Ramenée à la spiritualité, l’expérience du sacré est, comme l’évoquait Carl Gustav Jung, ce qui, venant d’ailleurs, nous saisit et nous donne le sentiment d’être. Elle nous coupe momentanément des pensées et des sensations ordinaires pour nous relier à une dimension plus vaste de l’existence.

Le Ciel en soi

Les Grecs anciens considéraient le sacré en tant qu’expérience mystique, comme une force qui guérit et revitalise l’être tout entier.
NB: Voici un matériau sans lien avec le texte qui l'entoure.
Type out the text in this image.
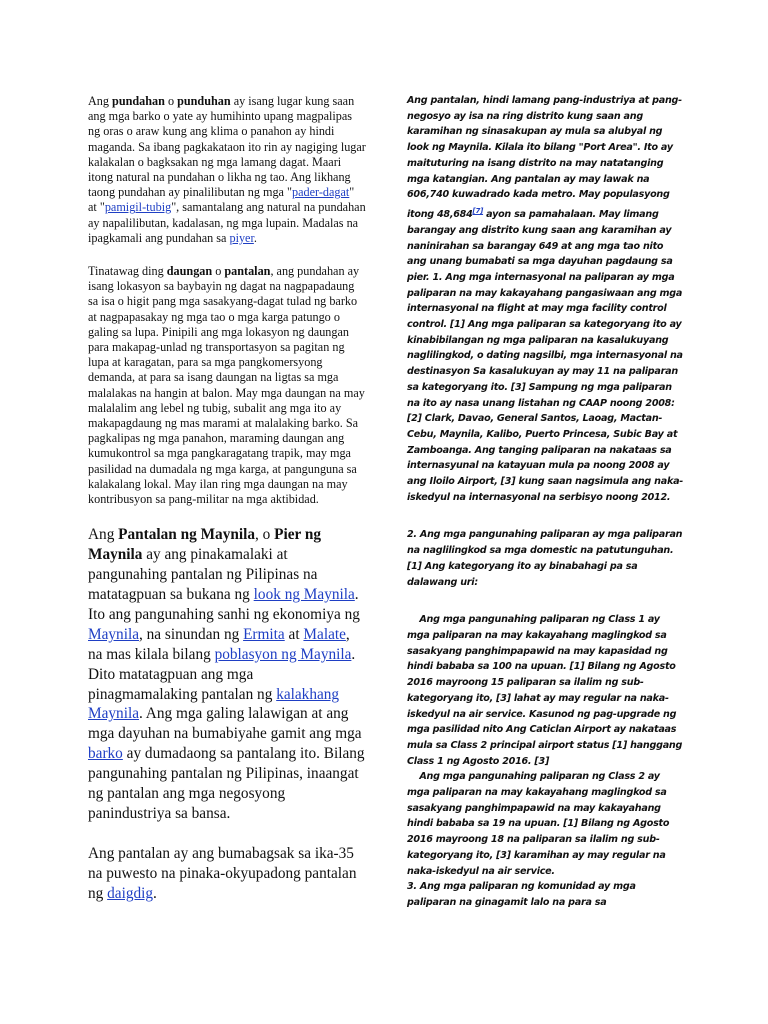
Ang pundahan o punduhan ay isang lugar kung saan ang mga barko o yate ay humihinto upang magpalipas ng oras o araw kung ang klima o panahon ay hindi maganda. Sa ibang pagkakataon ito rin ay nagiging lugar kalakalan o bagksakan ng mga lamang dagat. Maari itong natural na pundahan o likha ng tao. Ang likhang taong pundahan ay pinalilibutan ng mga "pader-dagat" at "pamigil-tubig", samantalang ang natural na pundahan ay napalilibutan, kadalasan, ng mga lupain. Madalas na ipagkamali ang pundahan sa piyer.

Tinatawag ding daungan o pantalan, ang pundahan ay isang lokasyon sa baybayin ng dagat na nagpapadaung sa isa o higit pang mga sasakyang-dagat tulad ng barko at nagpapasakay ng mga tao o mga karga patungo o galing sa lupa. Pinipili ang mga lokasyon ng daungan para makapag-unlad ng transportasyon sa pagitan ng lupa at karagatan, para sa mga pangkomersyong demanda, at para sa isang daungan na ligtas sa mga malalakas na hangin at balon. May mga daungan na may malalalim ang lebel ng tubig, subalit ang mga ito ay makapagdaung ng mas marami at malalaking barko. Sa pagkalipas ng mga panahon, maraming daungan ang kumukontrol sa mga pangkaragatang trapik, may mga pasilidad na dumadala ng mga karga, at pangunguna sa kalakalang lokal. May ilan ring mga daungan na may kontribusyon sa pang-militar na mga aktibidad.

Ang Pantalan ng Maynila, o Pier ng Maynila ay ang pinakamalaki at pangunahing pantalan ng Pilipinas na matatagpuan sa bukana ng look ng Maynila. Ito ang pangunahing sanhi ng ekonomiya ng Maynila, na sinundan ng Ermita at Malate, na mas kilala bilang poblasyon ng Maynila. Dito matatagpuan ang mga pinagmamalaking pantalan ng kalakhang Maynila. Ang mga galing lalawigan at ang mga dayuhan na bumabiyahe gamit ang mga barko ay dumadaong sa pantalang ito. Bilang pangunahing pantalan ng Pilipinas, inaangat ng pantalan ang mga negosyong panindustriya sa bansa.

Ang pantalan ay ang bumabagsak sa ika-35 na puwesto na pinaka-okyupadong pantalan ng daigdig.

Ang pantalan, hindi lamang pang-industriya at pang-negosyo ay isa na ring distrito kung saan ang karamihan ng sinasakupan ay mula sa alubyal ng look ng Maynila. Kilala ito bilang "Port Area". Ito ay maituturing na isang distrito na may natatanging mga katangian. Ang pantalan ay may lawak na 606,740 kuwadrado kada metro. May populasyong itong 48,684[7] ayon sa pamahalaan. May limang barangay ang distrito kung saan ang karamihan ay naninirahan sa barangay 649 at ang mga tao nito ang unang bumabati sa mga dayuhan pagdaung sa pier. 1. Ang mga internasyonal na paliparan ay mga paliparan na may kakayahang pangasiwaan ang mga internasyonal na flight at may mga facility control control. [1] Ang mga paliparan sa kategoryang ito ay kinabibilangan ng mga paliparan na kasalukuyang naglilingkod, o dating nagsilbi, mga internasyonal na destinasyon Sa kasalukuyan ay may 11 na paliparan sa kategoryang ito. [3] Sampung ng mga paliparan na ito ay nasa unang listahan ng CAAP noong 2008: [2] Clark, Davao, General Santos, Laoag, Mactan-Cebu, Maynila, Kalibo, Puerto Princesa, Subic Bay at Zamboanga. Ang tanging paliparan na nakataas sa internasyunal na katayuan mula pa noong 2008 ay ang Iloilo Airport, [3] kung saan nagsimula ang naka-iskedyul na internasyonal na serbisyo noong 2012.

2. Ang mga pangunahing paliparan ay mga paliparan na naglilingkod sa mga domestic na patutunguhan. [1] Ang kategoryang ito ay binabahagi pa sa dalawang uri:

Ang mga pangunahing paliparan ng Class 1 ay mga paliparan na may kakayahang maglingkod sa sasakyang panghimpapawid na may kapasidad ng hindi bababa sa 100 na upuan. [1] Bilang ng Agosto 2016 mayroong 15 paliparan sa ilalim ng sub-kategoryang ito, [3] lahat ay may regular na naka-iskedyul na air service. Kasunod ng pag-upgrade ng mga pasilidad nito Ang Caticlan Airport ay nakataas mula sa Class 2 principal airport status [1] hanggang Class 1 ng Agosto 2016. [3]

Ang mga pangunahing paliparan ng Class 2 ay mga paliparan na may kakayahang maglingkod sa sasakyang panghimpapawid na may kakayahang hindi bababa sa 19 na upuan. [1] Bilang ng Agosto 2016 mayroong 18 na paliparan sa ilalim ng sub-kategoryang ito, [3] karamihan ay may regular na naka-iskedyul na air service.

3. Ang mga paliparan ng komunidad ay mga paliparan na ginagamit lalo na para sa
Une conception de la transcendance qu’ont partagée tous les grands mystiques, des Pères du désert jusqu’à la Rhénane Hildegarde de Bingen. Plus près de nous, l’Anglaise Evelyn Underhill, l’une des premières mystiques chrétiennes du XXe siècle, affirmait que ceux qui ne se relient par à la dimension sacrée de l’existence ne peuvent pas être pleinement conscients ni tout à fait vivants. Pour le moine bénédictin Anselm Grün, l’enjeu est de trouver en soi, sans se retirer du monde, un espace sacré, un absolu, comme un morceau de ciel accessible à tous, et qui ne se vend ni ne s’achète.

Humain et divin à la fois

“Nous sommes aujourd’hui dans une situation d’exil, un exil qui s’est normalisé au point que nous n’imaginons plus pouvoir en sortir. Même les religions se contentent le plus souvent d’aménager au moins mal cette situation, sans permettre d’en sortir”, affirme, dans Enquête au cœur de l’être, l’écrivaine Annick de Souzenelle, qui a voué sa vie à la lecture symbolique de la Bible. Pour cette intellectuelle qui a forgé sa pensée en étudiant la théologie, la psychanalyse et la langue hébraïque, l’humain doit revenir de l’exil où l’a envoyé l’absence de conscience de sa propre divinité. Pour cela, il doit “devenir une personne” et retrouver en lui “le noyau divin”. Sans la conscience qu’être vivant signifie bien plus qu’être en vie, l’homme est voué à mener un destin animal. “A tel point que l’hébreu n’a pas de mot pour désigner le corps tant que nous sommes un corps animal, remarque Annick de Souzenelle. Le corps n’exprime quelque chose de vivant que lorsque nous entrons en résonance avec la personne intérieure, basar, en hébreu, qui signifie “chair”.” Dans Dialogues avec l’ange, le texte qui retranscrit l’enseignement spirituel reçu pendant la Seconde Guerre mondiale par quatre amis hongrois, l’entretien du 21 janvier 1944 dit sensiblement la même chose : “L’animal a faim, il se rassasie et cela suffit. L’homme est rempli, il rayonne – et cela ne suffit jamais, donc sa joie n’a pas de mesure. C’est le secret de la Vie Éternelle.” Ainsi, pour être pleinement humain, être en vie n’est pas suffisant, il nous faut apprendre à devenir plus vivant, mais aussi, comme il est dit dans la Bible, à devenir “le gardien de son frère”. Olivier Clément, théologien orthodoxe, nous rappelle ainsi que, à l’origine de toute civilisation, il y a transformation de l’ennemi en hôte.